What Qualitative Testing Does Well

Despite the many wonderful things about A/B testing, there are a few things that qualitative testing just does better.

Find the Best of All Worlds

Qualitative testing allows you to test wildly different versions of a feature against one another and understand what works best about each of them, thereby helping you develop a solution that has the best parts from all the different options. This is especially useful when designing complicated features that require many individual decisions, any one of which might have a significant impact on metrics. By observing users interacting with the different versions, you can begin to understand the pros and cons of each small piece of the design without having to run each one individually in its own A/B test.

Find Out WHY Users Are Leaving

While a good A/B test (or plain old analytics) can tell you which page a user is on when they abandon a check out flow, it can’t tell you why they left. Did they get confused? Bored? Stuck? Distracted? Information like that helps you make better decisions about what exactly it is on the page that is causing people to leave, and watching people using your feature is the best way to to gather that information.

Save Engineering Time and Iterate Faster

Generally, qualitative tests are run with rich, interactive wireframes rather than fully designed and tested code.
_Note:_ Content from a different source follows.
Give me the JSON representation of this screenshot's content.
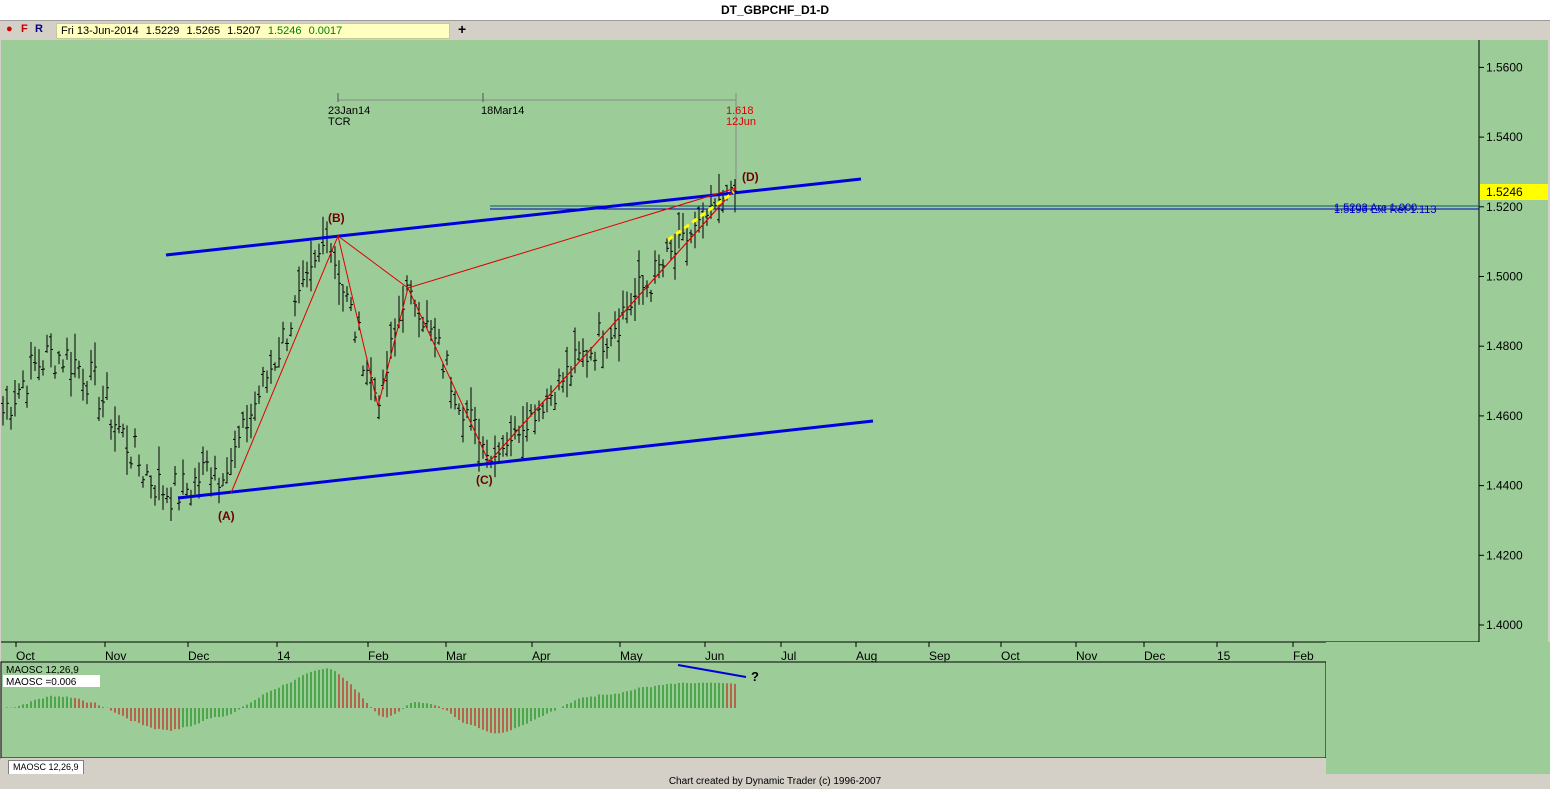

This means that, instead of having your engineers code and test four different versions of the flow, you can have a designer create four different HTML prototypes in a fraction of the time. HTML prototypes are significantly faster to produce since:

  • They don’t have to run in multiple browsers, just the one you’re testing
  • They don’t have any backend code that needs to be done
  • They frequently don’t have a polished visual design (unless that’s part of what you’re testing)
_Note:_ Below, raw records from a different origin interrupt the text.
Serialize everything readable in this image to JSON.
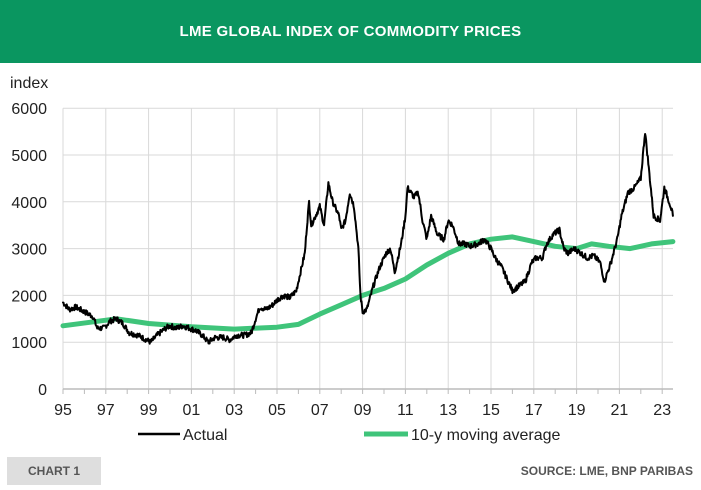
{
  "header": {
    "title": "LME GLOBAL INDEX OF COMMODITY PRICES"
  },
  "footer": {
    "chart_label": "CHART 1",
    "source": "SOURCE: LME, BNP PARIBAS"
  },
  "colors": {
    "header": "#0a9660",
    "actual": "#000000",
    "moving_average": "#3fc47a"
  },
  "chart_data": {
    "type": "line",
    "title": "LME GLOBAL INDEX OF COMMODITY PRICES",
    "ylabel": "index",
    "ylim": [
      0,
      6000
    ],
    "yticks": [
      0,
      1000,
      2000,
      3000,
      4000,
      5000,
      6000
    ],
    "xlim": [
      1995,
      2023.5
    ],
    "xticks": [
      1995,
      1997,
      1999,
      2001,
      2003,
      2005,
      2007,
      2009,
      2011,
      2013,
      2015,
      2017,
      2019,
      2021,
      2023
    ],
    "xtick_labels": [
      "95",
      "97",
      "99",
      "01",
      "03",
      "05",
      "07",
      "09",
      "11",
      "13",
      "15",
      "17",
      "19",
      "21",
      "23"
    ],
    "grid": true,
    "legend": "bottom",
    "series": [
      {
        "name": "Actual",
        "color": "#000000",
        "points": [
          [
            1995.0,
            1850
          ],
          [
            1995.3,
            1700
          ],
          [
            1995.6,
            1750
          ],
          [
            1996.0,
            1650
          ],
          [
            1996.4,
            1550
          ],
          [
            1996.6,
            1300
          ],
          [
            1996.9,
            1300
          ],
          [
            1997.2,
            1450
          ],
          [
            1997.5,
            1500
          ],
          [
            1997.8,
            1400
          ],
          [
            1998.1,
            1200
          ],
          [
            1998.5,
            1150
          ],
          [
            1998.9,
            1050
          ],
          [
            1999.1,
            1000
          ],
          [
            1999.4,
            1150
          ],
          [
            1999.8,
            1300
          ],
          [
            2000.0,
            1350
          ],
          [
            2000.3,
            1300
          ],
          [
            2000.6,
            1350
          ],
          [
            2000.9,
            1300
          ],
          [
            2001.2,
            1250
          ],
          [
            2001.5,
            1150
          ],
          [
            2001.8,
            1000
          ],
          [
            2002.1,
            1100
          ],
          [
            2002.5,
            1100
          ],
          [
            2002.8,
            1050
          ],
          [
            2003.1,
            1150
          ],
          [
            2003.5,
            1150
          ],
          [
            2003.8,
            1200
          ],
          [
            2004.0,
            1500
          ],
          [
            2004.2,
            1750
          ],
          [
            2004.5,
            1700
          ],
          [
            2004.8,
            1800
          ],
          [
            2005.0,
            1900
          ],
          [
            2005.3,
            2000
          ],
          [
            2005.6,
            1950
          ],
          [
            2005.9,
            2100
          ],
          [
            2006.1,
            2500
          ],
          [
            2006.3,
            2900
          ],
          [
            2006.4,
            3500
          ],
          [
            2006.5,
            4000
          ],
          [
            2006.6,
            3500
          ],
          [
            2006.8,
            3700
          ],
          [
            2007.0,
            3900
          ],
          [
            2007.2,
            3500
          ],
          [
            2007.4,
            4400
          ],
          [
            2007.6,
            4000
          ],
          [
            2007.9,
            3700
          ],
          [
            2008.0,
            3400
          ],
          [
            2008.2,
            3600
          ],
          [
            2008.4,
            4200
          ],
          [
            2008.6,
            3900
          ],
          [
            2008.8,
            3000
          ],
          [
            2008.9,
            2000
          ],
          [
            2009.0,
            1650
          ],
          [
            2009.2,
            1700
          ],
          [
            2009.5,
            2200
          ],
          [
            2009.8,
            2600
          ],
          [
            2010.1,
            2900
          ],
          [
            2010.3,
            3000
          ],
          [
            2010.5,
            2500
          ],
          [
            2010.8,
            3100
          ],
          [
            2011.0,
            3700
          ],
          [
            2011.1,
            4300
          ],
          [
            2011.4,
            4100
          ],
          [
            2011.6,
            4200
          ],
          [
            2011.8,
            3600
          ],
          [
            2012.0,
            3200
          ],
          [
            2012.2,
            3700
          ],
          [
            2012.5,
            3300
          ],
          [
            2012.8,
            3200
          ],
          [
            2013.0,
            3600
          ],
          [
            2013.2,
            3500
          ],
          [
            2013.5,
            3100
          ],
          [
            2013.8,
            3100
          ],
          [
            2014.0,
            3050
          ],
          [
            2014.4,
            3100
          ],
          [
            2014.7,
            3200
          ],
          [
            2015.0,
            3000
          ],
          [
            2015.2,
            2800
          ],
          [
            2015.5,
            2600
          ],
          [
            2015.8,
            2300
          ],
          [
            2016.0,
            2100
          ],
          [
            2016.3,
            2200
          ],
          [
            2016.6,
            2300
          ],
          [
            2016.9,
            2700
          ],
          [
            2017.1,
            2800
          ],
          [
            2017.4,
            2800
          ],
          [
            2017.6,
            3100
          ],
          [
            2017.9,
            3300
          ],
          [
            2018.2,
            3400
          ],
          [
            2018.4,
            3000
          ],
          [
            2018.6,
            2900
          ],
          [
            2018.9,
            3000
          ],
          [
            2019.2,
            2900
          ],
          [
            2019.5,
            2800
          ],
          [
            2019.8,
            2850
          ],
          [
            2020.1,
            2700
          ],
          [
            2020.3,
            2300
          ],
          [
            2020.6,
            2700
          ],
          [
            2020.9,
            3200
          ],
          [
            2021.1,
            3700
          ],
          [
            2021.4,
            4200
          ],
          [
            2021.7,
            4300
          ],
          [
            2022.0,
            4500
          ],
          [
            2022.2,
            5500
          ],
          [
            2022.4,
            4600
          ],
          [
            2022.6,
            3700
          ],
          [
            2022.9,
            3600
          ],
          [
            2023.1,
            4300
          ],
          [
            2023.4,
            3900
          ],
          [
            2023.5,
            3700
          ]
        ]
      },
      {
        "name": "10-y moving average",
        "color": "#3fc47a",
        "points": [
          [
            1995.0,
            1350
          ],
          [
            1997.5,
            1500
          ],
          [
            1999.0,
            1400
          ],
          [
            2001.0,
            1330
          ],
          [
            2003.0,
            1280
          ],
          [
            2005.0,
            1320
          ],
          [
            2006.0,
            1380
          ],
          [
            2007.0,
            1600
          ],
          [
            2008.0,
            1800
          ],
          [
            2009.0,
            2000
          ],
          [
            2010.0,
            2150
          ],
          [
            2011.0,
            2350
          ],
          [
            2012.0,
            2650
          ],
          [
            2013.0,
            2900
          ],
          [
            2014.0,
            3100
          ],
          [
            2015.0,
            3200
          ],
          [
            2016.0,
            3250
          ],
          [
            2017.0,
            3150
          ],
          [
            2018.0,
            3050
          ],
          [
            2019.0,
            3000
          ],
          [
            2019.7,
            3100
          ],
          [
            2020.5,
            3050
          ],
          [
            2021.5,
            3000
          ],
          [
            2022.5,
            3100
          ],
          [
            2023.5,
            3150
          ]
        ]
      }
    ]
  }
}
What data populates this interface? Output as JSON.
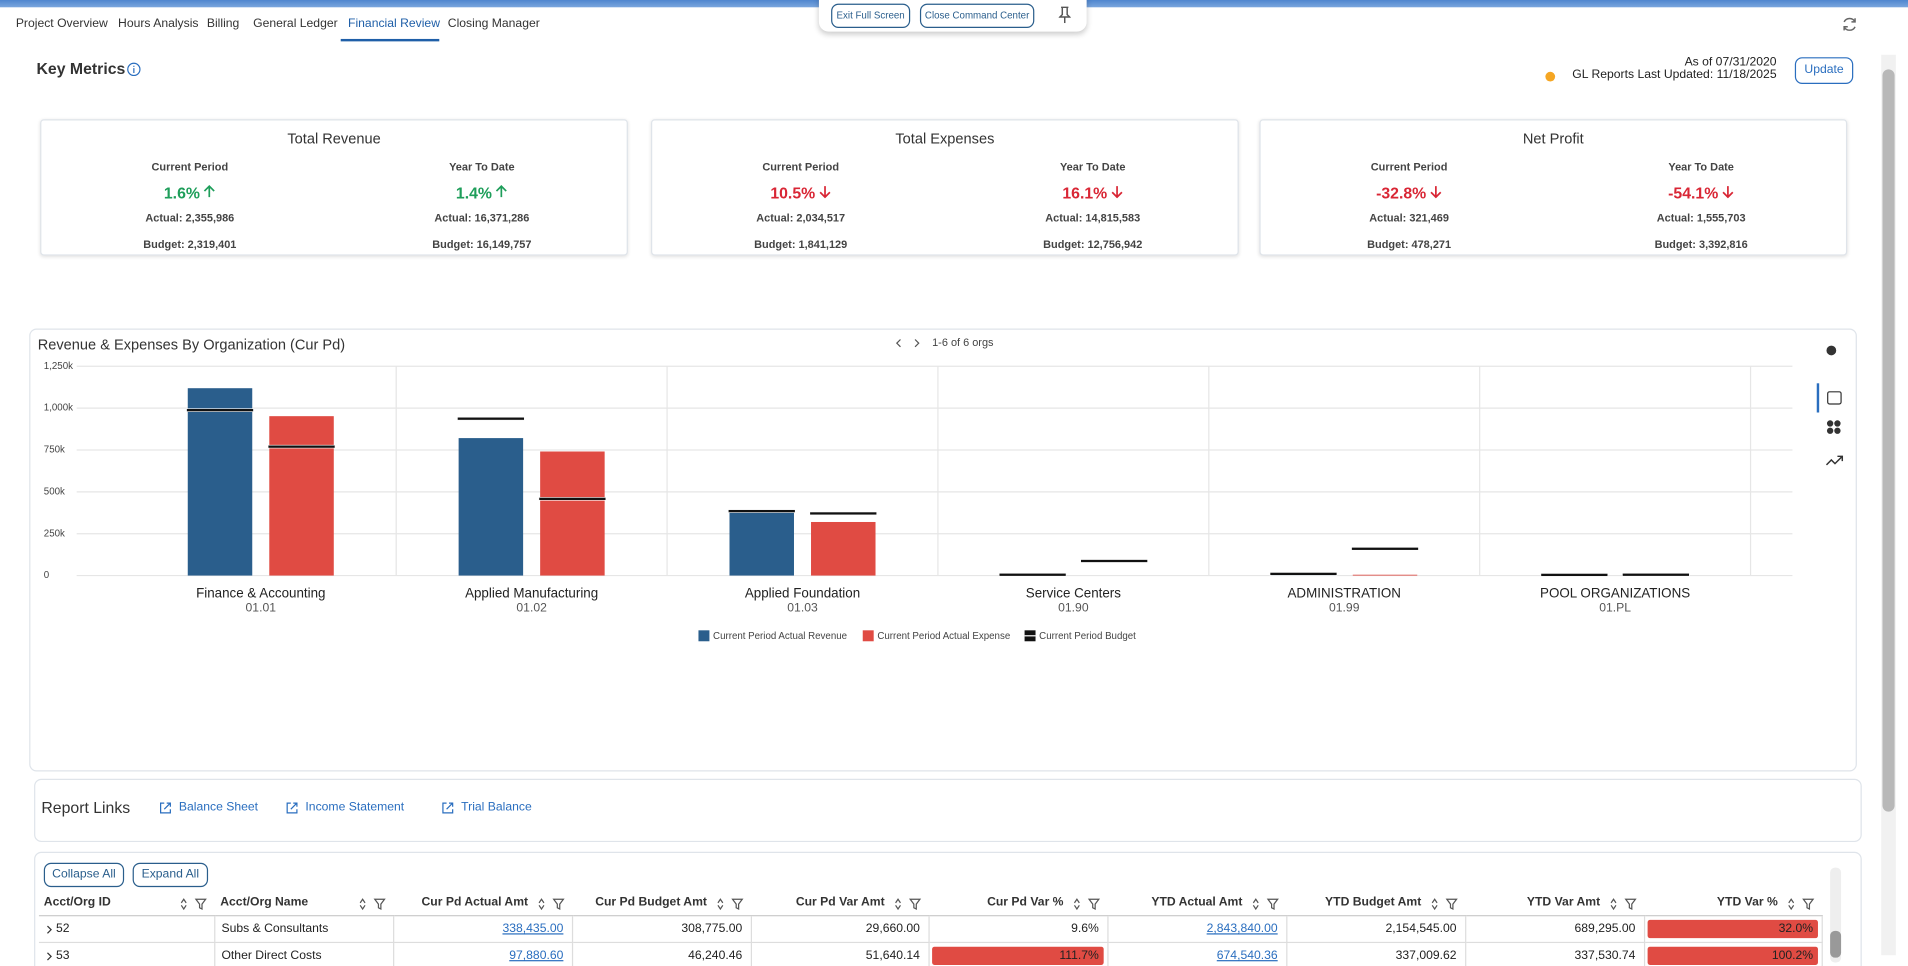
{
  "tabs": [
    "Project Overview",
    "Hours Analysis",
    "Billing",
    "General Ledger",
    "Financial Review",
    "Closing Manager"
  ],
  "toolbar": {
    "exit": "Exit Full Screen",
    "close": "Close Command Center"
  },
  "key_metrics": {
    "title": "Key Metrics",
    "as_of": "As of 07/31/2020",
    "gl_updated": "GL Reports Last Updated: 11/18/2025",
    "update": "Update",
    "cards": [
      {
        "title": "Total Revenue",
        "periods": [
          {
            "label": "Current Period",
            "change": "1.6%",
            "trend": "up",
            "color": "#1e9e5a",
            "actual": "Actual: 2,355,986",
            "budget": "Budget: 2,319,401"
          },
          {
            "label": "Year To Date",
            "change": "1.4%",
            "trend": "up",
            "color": "#1e9e5a",
            "actual": "Actual: 16,371,286",
            "budget": "Budget: 16,149,757"
          }
        ]
      },
      {
        "title": "Total Expenses",
        "periods": [
          {
            "label": "Current Period",
            "change": "10.5%",
            "trend": "down",
            "color": "#d92635",
            "actual": "Actual: 2,034,517",
            "budget": "Budget: 1,841,129"
          },
          {
            "label": "Year To Date",
            "change": "16.1%",
            "trend": "down",
            "color": "#d92635",
            "actual": "Actual: 14,815,583",
            "budget": "Budget: 12,756,942"
          }
        ]
      },
      {
        "title": "Net Profit",
        "periods": [
          {
            "label": "Current Period",
            "change": "-32.8%",
            "trend": "down",
            "color": "#d92635",
            "actual": "Actual: 321,469",
            "budget": "Budget: 478,271"
          },
          {
            "label": "Year To Date",
            "change": "-54.1%",
            "trend": "down",
            "color": "#d92635",
            "actual": "Actual: 1,555,703",
            "budget": "Budget: 3,392,816"
          }
        ]
      }
    ]
  },
  "chart_data": {
    "type": "bar",
    "title": "Revenue & Expenses By Organization (Cur Pd)",
    "pager": "1-6 of 6 orgs",
    "categories": [
      "Finance & Accounting",
      "Applied Manufacturing",
      "Applied Foundation",
      "Service Centers",
      "ADMINISTRATION",
      "POOL ORGANIZATIONS"
    ],
    "category_codes": [
      "01.01",
      "01.02",
      "01.03",
      "01.90",
      "01.99",
      "01.PL"
    ],
    "series": [
      {
        "name": "Current Period Actual Revenue",
        "color": "#2a5e8c",
        "values": [
          1119000,
          821000,
          385000,
          6000,
          4000,
          3000
        ],
        "budget": [
          988000,
          937000,
          385000,
          5000,
          10000,
          4000
        ]
      },
      {
        "name": "Current Period Actual Expense",
        "color": "#e04b43",
        "values": [
          952000,
          741000,
          320000,
          0,
          5000,
          0
        ],
        "budget": [
          770000,
          458000,
          371000,
          87000,
          160000,
          5000
        ]
      }
    ],
    "budget_name": "Current Period Budget",
    "budget_color": "#111111",
    "ylim": [
      0,
      1250000
    ],
    "yticks": [
      0,
      {
        "value": 250000,
        "label": "250k"
      },
      {
        "value": 500000,
        "label": "500k"
      },
      {
        "value": 750000,
        "label": "750k"
      },
      {
        "value": 1000000,
        "label": "1,000k"
      },
      {
        "value": 1250000,
        "label": "1,250k"
      }
    ],
    "grid": true
  },
  "report_links": {
    "title": "Report Links",
    "links": [
      "Balance Sheet",
      "Income Statement",
      "Trial Balance"
    ]
  },
  "table": {
    "buttons": [
      "Collapse All",
      "Expand All"
    ],
    "columns": [
      "Acct/Org ID",
      "Acct/Org Name",
      "Cur Pd Actual Amt",
      "Cur Pd Budget Amt",
      "Cur Pd Var Amt",
      "Cur Pd Var %",
      "YTD Actual Amt",
      "YTD Budget Amt",
      "YTD Var Amt",
      "YTD Var %"
    ],
    "link_columns": [
      2,
      6
    ],
    "flag_color": "#e04b43",
    "rows": [
      {
        "cells": [
          "52",
          "Subs & Consultants",
          "338,435.00",
          "308,775.00",
          "29,660.00",
          "9.6%",
          "2,843,840.00",
          "2,154,545.00",
          "689,295.00",
          "32.0%"
        ],
        "flagged": [
          9
        ]
      },
      {
        "cells": [
          "53",
          "Other Direct Costs",
          "97,880.60",
          "46,240.46",
          "51,640.14",
          "111.7%",
          "674,540.36",
          "337,009.62",
          "337,530.74",
          "100.2%"
        ],
        "flagged": [
          5,
          9
        ]
      }
    ]
  }
}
And since making changes to a prototype doesn’t require any engineering or QA time, you can iterate on the design much faster, allowing you to refine the design in hours or days rather than weeks or months.
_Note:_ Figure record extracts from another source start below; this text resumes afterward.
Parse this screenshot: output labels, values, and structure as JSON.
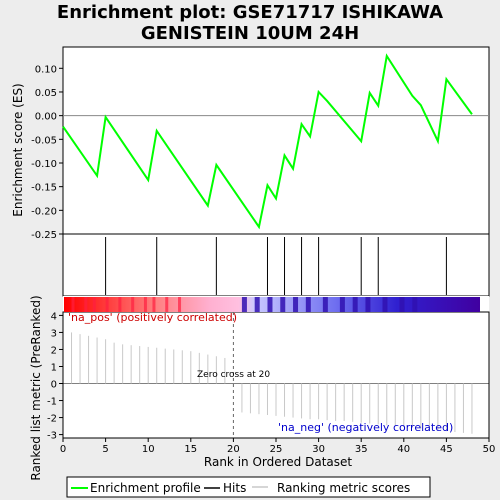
{
  "title_lines": [
    "Enrichment plot: GSE71717 ISHIKAWA",
    "GENISTEIN 10UM 24H"
  ],
  "chart_data": {
    "type": "line",
    "title": "Enrichment plot: GSE71717 ISHIKAWA GENISTEIN 10UM 24H",
    "es_panel": {
      "ylabel": "Enrichment score (ES)",
      "ylim": [
        -0.25,
        0.145
      ],
      "yticks": [
        0.1,
        0.05,
        0.0,
        -0.05,
        -0.1,
        -0.15,
        -0.2,
        -0.25
      ],
      "ytick_labels": [
        "0.10",
        "0.05",
        "0.00",
        "-0.05",
        "-0.10",
        "-0.15",
        "-0.20",
        "-0.25"
      ],
      "series": {
        "name": "Enrichment profile",
        "color": "#00ff00",
        "x": [
          0,
          4,
          5,
          10,
          11,
          17,
          18,
          23,
          24,
          25,
          26,
          27,
          28,
          29,
          30,
          31,
          35,
          36,
          37,
          38,
          41,
          42,
          44,
          45,
          48
        ],
        "y": [
          -0.023,
          -0.127,
          -0.003,
          -0.136,
          -0.032,
          -0.19,
          -0.104,
          -0.235,
          -0.147,
          -0.175,
          -0.084,
          -0.112,
          -0.018,
          -0.044,
          0.05,
          0.031,
          -0.054,
          0.048,
          0.021,
          0.126,
          0.042,
          0.022,
          -0.054,
          0.077,
          0.003
        ]
      }
    },
    "hits": {
      "name": "Hits",
      "positions": [
        5,
        11,
        18,
        24,
        26,
        28,
        30,
        35,
        37,
        45
      ]
    },
    "metric_panel": {
      "ylabel": "Ranked list metric (PreRanked)",
      "ylim": [
        -3.2,
        4.2
      ],
      "yticks": [
        4,
        3,
        2,
        1,
        0,
        -1,
        -2,
        -3
      ],
      "ytick_labels": [
        "4",
        "3",
        "2",
        "1",
        "0",
        "-1",
        "-2",
        "-3"
      ],
      "series": {
        "name": "Ranking metric scores",
        "color": "#c8c8c8",
        "x": [
          1,
          2,
          3,
          4,
          5,
          6,
          7,
          8,
          9,
          10,
          11,
          12,
          13,
          14,
          15,
          16,
          17,
          18,
          19,
          21,
          22,
          23,
          24,
          25,
          26,
          27,
          28,
          29,
          30,
          31,
          32,
          33,
          34,
          35,
          36,
          37,
          38,
          39,
          40,
          41,
          42,
          43,
          44,
          45,
          46,
          47,
          48
        ],
        "y": [
          3.0,
          2.9,
          2.8,
          2.7,
          2.6,
          2.4,
          2.3,
          2.25,
          2.2,
          2.15,
          2.1,
          2.05,
          2.0,
          1.95,
          1.9,
          1.8,
          1.7,
          1.6,
          1.5,
          -1.7,
          -1.75,
          -1.8,
          -1.85,
          -1.9,
          -1.95,
          -2.0,
          -2.05,
          -2.1,
          -2.1,
          -2.15,
          -2.2,
          -2.2,
          -2.25,
          -2.3,
          -2.35,
          -2.4,
          -2.45,
          -2.5,
          -2.55,
          -2.6,
          -2.65,
          -2.7,
          -2.75,
          -2.8,
          -2.85,
          -2.9,
          -2.95
        ]
      },
      "zero_cross": 20,
      "zero_cross_label": "Zero cross at 20",
      "pos_label": "'na_pos' (positively correlated)",
      "neg_label": "'na_neg' (negatively correlated)"
    },
    "xlabel": "Rank in Ordered Dataset",
    "xlim": [
      0,
      50
    ],
    "xticks": [
      0,
      5,
      10,
      15,
      20,
      25,
      30,
      35,
      40,
      45,
      50
    ],
    "xtick_labels": [
      "0",
      "5",
      "10",
      "15",
      "20",
      "25",
      "30",
      "35",
      "40",
      "45",
      "50"
    ],
    "legend": {
      "position": "bottom",
      "items": [
        {
          "label": "Enrichment profile",
          "color": "#00ff00"
        },
        {
          "label": "Hits",
          "color": "#000000"
        },
        {
          "label": "Ranking metric scores",
          "color": "#c8c8c8"
        }
      ]
    },
    "colors": {
      "pos_label": "#cc0000",
      "neg_label": "#0000cc",
      "background": "#ededed"
    }
  }
}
How Do They Work Together?

Qualitative Testing Narrows Down What You Need to A/B Test

Qualitative testing will let you eliminate the obviously confusing stuff, confirm the obviously good stuff, and narrow down the set of features you want to A/B test to a more manageable size. There will still be questions that are best answered by statistics, but there will be a lot fewer of them.

Qualitative Testing Generates New Ideas for Features and Designs

While A/B testing helps you eliminate features or designs that clearly aren’t working, it can’t give you new ideas. Users can. If every user you interview gets stuck in the same place, you’ve identified a new problem to solve. If users are unenthusiastic about a particular feature, you can explore what’s missing with them and let them suggest ways to make the product more engaging.

Talking to your users allows you to create a hypothesis that you can then validate with an A/B test. For example, maybe all of the users you interviewed about your check out flow got stuck selecting a shipment method. To address this, you might come up with ideas for a couple of new shipment flows that you can test in production once you’ve confirmed that they’re less confusing with another quick qualitative test.

A/B Testing Creates a Feedback Loop for Researchers

A/B tests can also improve your qualitative testing process by providing statistical feedback to your researchers. I, as a researcher, am going to observe participants during tests in order to see what they like and dislike. I’m then going to make some educated guesses about how to improve the product based on my observations. When I get feedback about which  recommendations are the most successful, it helps me learn more about what’s important to users so I make better recommendations in the future.

Any Final Words?

Separately, both A/B testing and qualitative testing are great ways to learn more about your users and how they interact with your product. Combined, they are more than the sum of their parts. They form an incredibly powerful tool that can help you make good, user-centered product decisions more quickly and with more confidence than you have ever imagined.